Sketch the set of points determined $$\mid 2\bar z + i \mid = 4$$.

Homework Equations

$$\mid z - z_0 \mid = r$$ and $$\mid \bar z \mid = \mid z \mid$$

The Attempt at a Solution

I know that it will be the circle with radius = 4 and $$z_0$$ is the center of the circle and that the points that are relevant are the ones on the circle only because it is an equals sign. So with this equation what is throwing me off is the $$2z$$. What I did was (not sure if this is part is legal) is divide both sides by 2 and obtained $$\mid z - (-\frac{1}{2}i) \mid = 2$$.

So this means I have a circle of $$r=2$$ and $$z_0 = (0, -\frac{1}{2})$$ to draw. Please let me know if this is correct or not. Thank you.

 

[gabbagabbahey]

Dividing by 2 is perfectly fine (since for any any real number $c$, you know $|cz|=c|z|$), but you have another mistake:

$$|\bar{z}|=|z|\implies |2\bar{z}+i|=|\overline{(2\bar{z}+i)}|=|2z-i|\neq|2z+i|$$

 

[DEMJ]

Oh so I should have just took the conjugate of $$|2\bar{z} + i| = |\overline{2\bar{z} + i}| = |2z -i|$$ then you get $$|z - \frac{1}{2}i| = 2$$

So I should draw my circle with a center at $$(0,\frac{1}{2})$$ and radius 2.

Thank you very much for the help I believe this solves that question.

Where should I start with this equation:
$$Re(\bar{z} - i) = 2$$

I know that:
$$Re(\bar{z}) = Re(z) = \frac{z+\bar{z}}{2} = x$$

So $$Re(\bar{z} - i) = Re(\bar{z}) -Re(i) = x + -Re(i)$$ Then the only thing I can think of is since i = (0,1) then the R(i) = (0,0).

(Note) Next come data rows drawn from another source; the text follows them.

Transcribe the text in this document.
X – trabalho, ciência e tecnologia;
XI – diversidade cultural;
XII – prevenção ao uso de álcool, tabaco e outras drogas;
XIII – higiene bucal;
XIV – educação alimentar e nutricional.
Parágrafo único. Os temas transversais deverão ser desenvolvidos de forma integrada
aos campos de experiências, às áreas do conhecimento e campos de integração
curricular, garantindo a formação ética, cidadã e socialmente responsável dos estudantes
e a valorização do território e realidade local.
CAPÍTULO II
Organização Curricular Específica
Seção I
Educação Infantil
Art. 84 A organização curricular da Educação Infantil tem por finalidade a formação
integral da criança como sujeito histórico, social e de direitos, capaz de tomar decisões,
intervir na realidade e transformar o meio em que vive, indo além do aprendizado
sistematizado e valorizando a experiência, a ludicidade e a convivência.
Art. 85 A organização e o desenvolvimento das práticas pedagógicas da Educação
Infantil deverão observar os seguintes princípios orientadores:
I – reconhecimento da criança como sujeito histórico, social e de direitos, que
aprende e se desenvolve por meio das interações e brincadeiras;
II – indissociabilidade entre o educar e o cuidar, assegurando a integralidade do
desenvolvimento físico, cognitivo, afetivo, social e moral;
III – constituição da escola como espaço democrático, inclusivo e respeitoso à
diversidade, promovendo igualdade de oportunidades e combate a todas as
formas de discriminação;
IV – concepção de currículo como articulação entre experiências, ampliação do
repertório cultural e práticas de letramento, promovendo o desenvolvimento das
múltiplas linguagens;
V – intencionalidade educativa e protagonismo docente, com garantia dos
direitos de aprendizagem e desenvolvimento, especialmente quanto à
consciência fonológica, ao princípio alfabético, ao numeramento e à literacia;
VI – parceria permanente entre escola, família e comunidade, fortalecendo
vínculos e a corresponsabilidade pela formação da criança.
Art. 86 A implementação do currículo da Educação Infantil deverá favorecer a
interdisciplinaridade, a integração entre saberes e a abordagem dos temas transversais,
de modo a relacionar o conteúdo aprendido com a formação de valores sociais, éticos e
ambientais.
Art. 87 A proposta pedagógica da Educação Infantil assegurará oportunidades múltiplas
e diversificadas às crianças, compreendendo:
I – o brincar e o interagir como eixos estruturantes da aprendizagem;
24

How does this look?

 

[gabbagabbahey]

Oh so I should have just took the conjugate of $$|2\bar{z} + i| = |\overline{2\bar{z} + i}| = |2z -i|$$ then you get $$|z - \frac{1}{2}i| = 2$$

So I should draw my circle with a center at $$(0,\frac{1}{2})$$ and radius 2.

Yup!

I know that:
$$Re(\bar{z}) = Re(z) = \frac{z+\bar{z}}{2} = x$$

So $$Re(\bar{z} - i) = Re(\bar{z}) -Re(i) = x + -Re(i)$$

No, if $Re(z) = \frac{z+\bar{z}}{2}$, then

$$Re(\bar{z} - i)=\frac{(\bar{z} - i)+\overline{(\bar{z} - i)}}{2}$$

right?

 

[DEMJ]

Yes you are right. So by this we have $$Re(\bar{z} - i)=\frac{(\bar{z} - i)+\overline{(\bar{z} - i)}}{2} = \frac{(\bar{z} - i) + (z + i)}{2} = \frac{(x - iy - i) + (x + iy + i)}{2} = \frac{2x}{2} = x$$

So it's just the points that lie on the line of x = 2. I am pretty sure this is right and I am thankful for your great responses. Is there any way to rate people who reply?

 

[gabbagabbahey]

Yes you are right. So by this we have $$Re(\bar{z} - i)=\frac{(\bar{z} - i)+\overline{(\bar{z} - i)}}{2} = \frac{(\bar{z} - i) + (z + i)}{2} = \frac{(x - iy - i) + (x + iy + i)}{2} = \frac{2x}{2} = x$$

So it's just the points that lie on the line of x = 2. I am pretty sure this is right and I am thankful for your great responses.

Looks good to me!

Is there any way to rate people who reply?

I think there is a poll held in the general discussion forum at the end of the year for homework helper of the year, but other than that I don't think so.